目をキラキラさせて、頬を赤く染めながら女は話す。

「ごめん、俺も連絡先は知らないんだ。この前、ちょっと縁があっただけで、それから会ってないんだ」
「そっ、そうなんだ。残念」

肩を落とし、目に見えるぐらい落ち込む彼女。嘘は言っていない。連絡先を知っていても、教える気は毛ほどないけれど。

「はぁ、カッコよかったのに」
「ダヨネ。オレモキイトケバヨカッタ」
「何そのカタコト。男の嫉妬は醜いよ」
「ソウ、オモウ」
「何その声っ」

彼女は吹き出すように笑うと、

「君って、見た目より面白いんだね」
「どういう意味だよ」
「そのままの意味だけど。ねぇ、ねぇ、連絡先を交換しよう」

彼女はポケットからスマホを取り出し始めた。
まさかの展開だったが、チャンスだと思った俺は急いで鞄からスマホを取り出す。

「じゃあ、よろしく」
「よっ、よろしく」

緊張で手間取ったが無事、お互いの連絡先を交換することが出来た。
「また、遊ぼうよ」と彼女はニコニコと手を振っては、友人と去っていく。
小さくなっていく背中を見つめながら、俺はスマホを天に掲げた。

れっ、連絡先を手に入れてしまった。
 
これは大きな一歩なのではと、知らない名前が入ったスマホを持つ手が震える。
そうだ、やればできる。
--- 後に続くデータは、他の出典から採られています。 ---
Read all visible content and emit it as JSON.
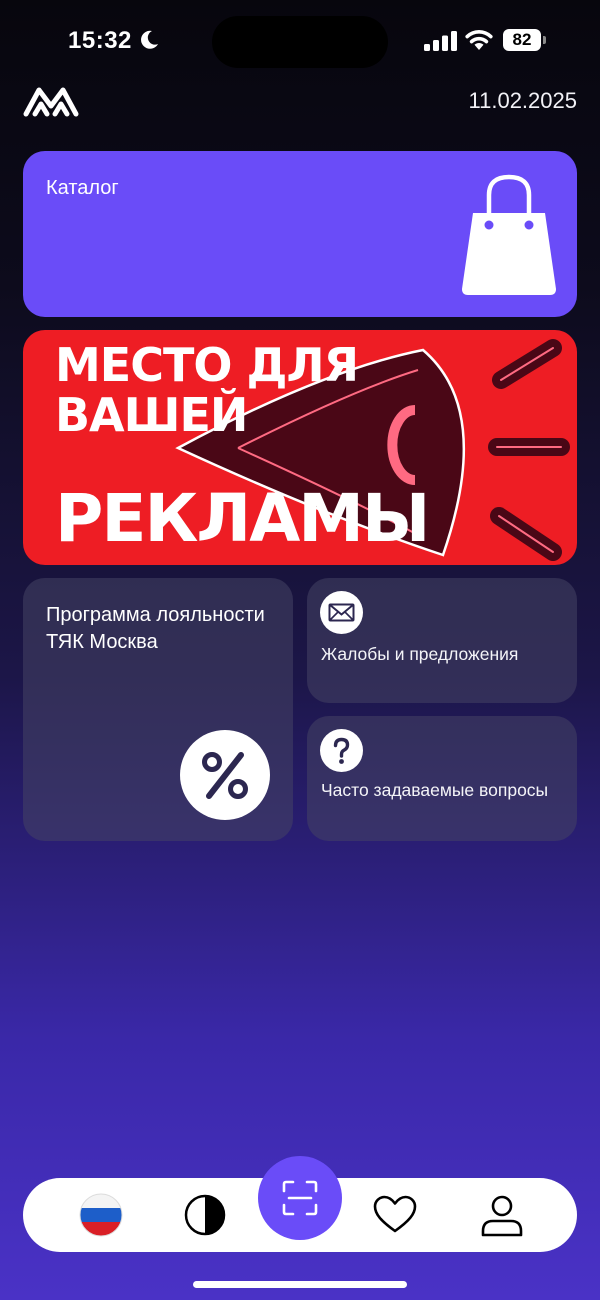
{
  "status_bar": {
    "time": "15:32",
    "battery": "82",
    "icons": [
      "moon-icon",
      "signal-icon",
      "wifi-icon",
      "battery-icon"
    ]
  },
  "header": {
    "logo_icon": "metro-logo-icon",
    "date": "11.02.2025"
  },
  "catalog": {
    "label": "Каталог",
    "icon": "shopping-bag-icon"
  },
  "ad_banner": {
    "line1": "МЕСТО ДЛЯ",
    "line2": "ВАШЕЙ",
    "line3": "РЕКЛАМЫ"
  },
  "loyalty": {
    "label": "Программа лояльности ТЯК Москва",
    "icon": "percent-icon"
  },
  "complaints": {
    "label": "Жалобы и предложения",
    "icon": "envelope-icon"
  },
  "faq": {
    "label": "Часто задаваемые вопросы",
    "icon": "question-icon"
  },
  "bottom_nav": {
    "items": [
      "russian-flag-icon",
      "theme-toggle-icon",
      "scan-icon",
      "heart-icon",
      "profile-icon"
    ]
  },
  "colors": {
    "accent": "#6a4cf8",
    "ad_red": "#ee1d24",
    "background_dark": "#07060d",
    "background_light": "#4a32c6"
  }
}
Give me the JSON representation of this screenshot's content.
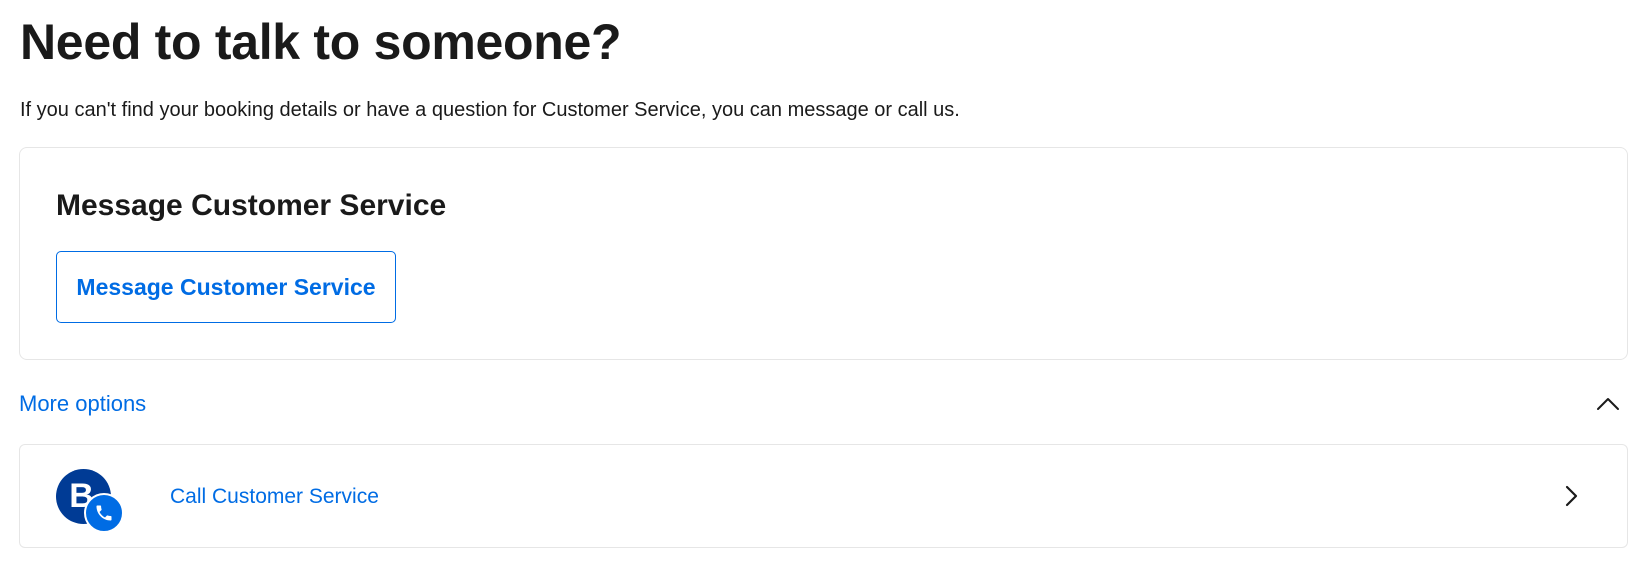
{
  "header": {
    "title": "Need to talk to someone?",
    "intro": "If you can't find your booking details or have a question for Customer Service, you can message or call us."
  },
  "message_card": {
    "title": "Message Customer Service",
    "button_label": "Message Customer Service"
  },
  "more_options": {
    "label": "More options",
    "expanded": true,
    "toggle_icon": "chevron-up-icon"
  },
  "call_option": {
    "label": "Call Customer Service",
    "avatar_letter": "B",
    "avatar_icon": "phone-icon",
    "arrow_icon": "chevron-right-icon"
  },
  "colors": {
    "link": "#006ce4",
    "brand_dark": "#003b95",
    "text": "#1a1a1a",
    "border": "#e6e6e6"
  }
}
前世とか、運命に、囚われる必要はない。私は、俺を変えられる。

心の中で大きくガッツポーズをする俺だった。



 








「どうした? 雪久、ボーっと立って」
「……いや、なんでもない」

無表情を張り付けた雪久は、誰が見ても静かで冷たい人だと思わせる。だが、手元からバキッと何かが欠ける音が聞こえた。

「雪久っ、スマホの画面が」
「あっ……」
「あっ、じゃねよ。何やってるんだ」

海北が言うと雪久が目線を送れば、スマホの画面が稲妻の形に割れていた。

そして、俺が女の子と連絡先を交換しているところを、遠くから雪久が見ていた事を知る由もなかった。